Chá Verde No Meu Doce

Saimos de casa rumo ao treino de Karate. Uma viagem até que longa. Acompanhando o meu irmão mais velho, sigo para o que seria o meu primeiro contato com um ambiente que marcaria demais a minha infância, o Dojo de Sagara.
Entre plantações de chá e uma viagem de trem, lembro deste dia exatamente com os olhos infantis daquela época. Meu irmão me apresentando todo orgulhoso para os senseis Konomoto e Nagatani, para os outros praticantes do dojo. Pude perceber naquele dia o quanto era importante, o quanto meu irmão estava feliz por eu estar ali com ele, novamente como uma espécie de aprendiz/fiel escudeiro.

Porém, não vou enganar ninguém e dizer coisas filosóficas sobre aquele dia. Eu tinha dez anos e como disse, prevalece a ótica infantil daquele dia. Sei que seria muito mais bonito escrever que fiquei emocionado ao me deparar com a energia daquele lugar, dos senseis ou qualquer coisa deste tipo, mas com dez anos de idade na época, se eu disser que foi assim, é pura balela.

Lembro sim do meu irmão se esforçando para me mostrar o quanto ele era bom naquilo que fazia. Na verdade, mesmo que ele fosse ruim naquilo que estava fazendo, eu ia achar o máximo, pois ali estava eu de novo, de alguma forma, como nos dias em que ele me ensinou a andar de skate, o seguindo novamente. E isso por si só já bastava.

Naquele dia, lembro de ter saboreado pela primeira vez um doce feito de chá verde. Um presente do sensei Konomoto, sempre muito gentil. Confesso que o sabor não foi dos melhores que já experimentei, mas hoje, essa lembrança para mim vale muito mais do que o gosto daquele doce daquele dia. Penso naquele gesto como a verdadeira humildade, o verdadeiro caráter que deve ser honrado por um praticante de Budo.
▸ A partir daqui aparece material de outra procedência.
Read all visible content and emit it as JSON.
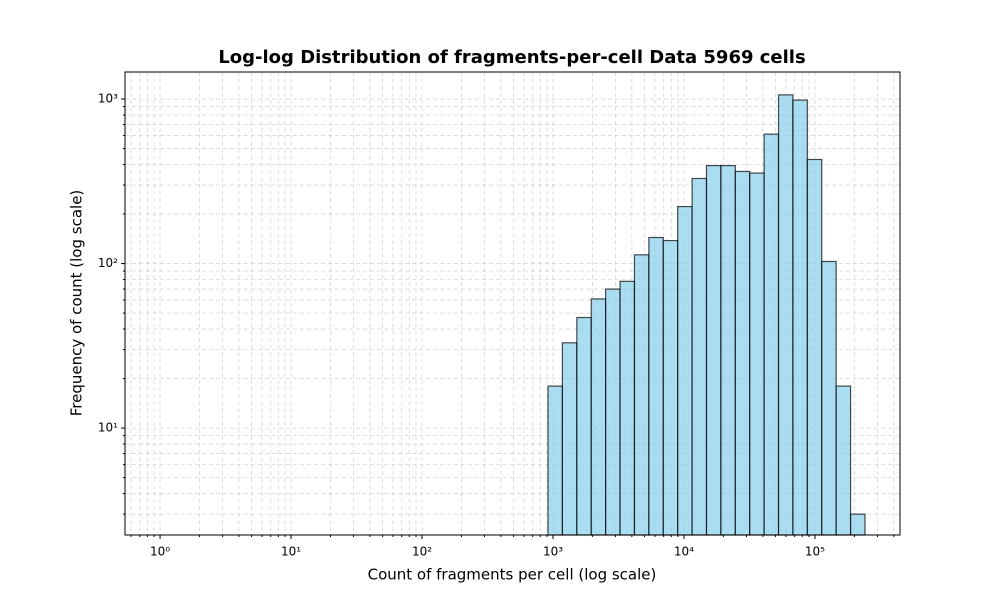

Com nove dans conquistados ao longo do caminho do Karate-Do, todas as imagens que eu tenho guardadas comigo do sensei Konomoto são iguais. Humildade e simplicidade. Lembrar daquele gesto do sensei me faz pensar no que eu devo ser, em como o Karate-Do deve ser.

Voltando para casa, ao final de um dia tão empolgante, com uma revista que era uma espécie de coletânea de mangás (que meu irmão havia comprado), falando de tantas coisas daquele dia, só é preciso dizer que nós eramos muito mais felizes sendo uma família de novo e eu, tendo o meu irmão de volta.

Hoje, quando penso naquele doce de chá verde, entendo que certas coisas se tornam doces com o tempo.